Separation of crude oil-in-water emulsions using ethylenediamine modified rice husks

A large number of stable oil-in-water (O/W) emulsions are generated by the petroleum industry each year, resulting in a series of operational and environmental challenges. In this study, a RH-NH2 demulsifier was prepared for the separation of O/W emulsions by grafting ethylenediamine onto natural rice husk. RH-NH2 was characterized using Fourier transform infrared spectroscopy (FT-IR) and scanning electron microscopy (SEM). When the dosage of RH-NH2 was 50 mg/L, the light transmittance (W-T) and corresponding oil removal efficiency (W-R) of the separated water were 90.2 +/- 1.8% and 94.82 +/- 0.95%, respectively, in the emulsion-0.2 (containing 0.2% crude oil). When the dosage was 200 mg/L, the W-T and W-R values of the emulsion-1 (with 1% crude oil) were 91.9 +/- 0.9% and 99.14 +/- 0.1%, respectively.
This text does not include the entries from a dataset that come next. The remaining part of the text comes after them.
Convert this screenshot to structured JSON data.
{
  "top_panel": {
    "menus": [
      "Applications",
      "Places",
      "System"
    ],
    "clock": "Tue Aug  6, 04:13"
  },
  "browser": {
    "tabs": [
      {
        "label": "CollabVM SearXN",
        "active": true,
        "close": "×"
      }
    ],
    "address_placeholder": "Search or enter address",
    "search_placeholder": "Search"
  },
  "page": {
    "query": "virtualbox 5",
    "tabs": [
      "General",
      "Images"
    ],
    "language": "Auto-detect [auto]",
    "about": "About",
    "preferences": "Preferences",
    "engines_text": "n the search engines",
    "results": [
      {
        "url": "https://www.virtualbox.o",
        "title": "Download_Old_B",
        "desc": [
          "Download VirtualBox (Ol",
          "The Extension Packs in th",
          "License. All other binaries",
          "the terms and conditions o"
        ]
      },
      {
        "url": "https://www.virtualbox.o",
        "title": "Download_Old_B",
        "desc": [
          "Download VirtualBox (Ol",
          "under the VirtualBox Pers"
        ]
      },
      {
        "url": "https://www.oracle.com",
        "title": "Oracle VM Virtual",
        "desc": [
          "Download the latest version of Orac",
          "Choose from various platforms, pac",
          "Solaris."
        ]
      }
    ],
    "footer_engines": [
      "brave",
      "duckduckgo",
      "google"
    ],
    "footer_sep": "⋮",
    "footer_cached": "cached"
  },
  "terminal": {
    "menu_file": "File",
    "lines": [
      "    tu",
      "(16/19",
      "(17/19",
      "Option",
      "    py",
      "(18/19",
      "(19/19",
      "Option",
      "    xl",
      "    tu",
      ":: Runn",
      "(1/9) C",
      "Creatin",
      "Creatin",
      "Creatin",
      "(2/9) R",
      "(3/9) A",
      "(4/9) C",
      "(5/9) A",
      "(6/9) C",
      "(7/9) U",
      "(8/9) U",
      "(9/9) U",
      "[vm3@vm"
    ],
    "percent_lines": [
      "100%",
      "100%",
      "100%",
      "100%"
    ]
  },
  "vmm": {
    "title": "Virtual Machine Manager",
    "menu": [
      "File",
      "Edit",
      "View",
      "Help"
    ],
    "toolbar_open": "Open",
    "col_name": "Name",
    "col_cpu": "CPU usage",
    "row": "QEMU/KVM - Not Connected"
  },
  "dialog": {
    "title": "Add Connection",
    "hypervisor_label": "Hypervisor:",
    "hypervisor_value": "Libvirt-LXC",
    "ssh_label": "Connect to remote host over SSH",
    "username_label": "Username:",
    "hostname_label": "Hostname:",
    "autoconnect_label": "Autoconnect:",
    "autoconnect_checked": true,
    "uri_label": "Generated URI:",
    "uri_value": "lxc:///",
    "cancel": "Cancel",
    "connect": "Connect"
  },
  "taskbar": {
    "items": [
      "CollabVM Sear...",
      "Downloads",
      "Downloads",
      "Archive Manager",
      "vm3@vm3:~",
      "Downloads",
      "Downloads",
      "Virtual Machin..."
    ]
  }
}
In addition, dynamic interfacial tension (IFT), wettability, zeta potential, interfacial activity and adsorption capability of RH-NH2 at the interface were also investigated. The results showed that the IFT values of asphaltene and RH-NH2 (200 mg/L) was 22.58 mN/m and 16.42 mN/m, respectively. The zeta potential of the O/W emulsion was - 37 +/- 1.8 mV while that of RH-NH2 was 20.8 +/- 1.0 mV, which facilitated the electrostatic neutralization and reduced the electrostatic repulsion between oil droplets. A possible demulsification mechanism was proposed, which indicated that RH-NH2 was amphiphilic, with high interfacial activity and stronger capability to reduce IFT. It migrated rapidly to the oil-water interface and disrupted the interfacial film via synergistic effect of the pi-pi/n-pi interaction, leading to demulsification. RH-NH2 has a potential industrial application due to its low-cost and high demulsification efficiency.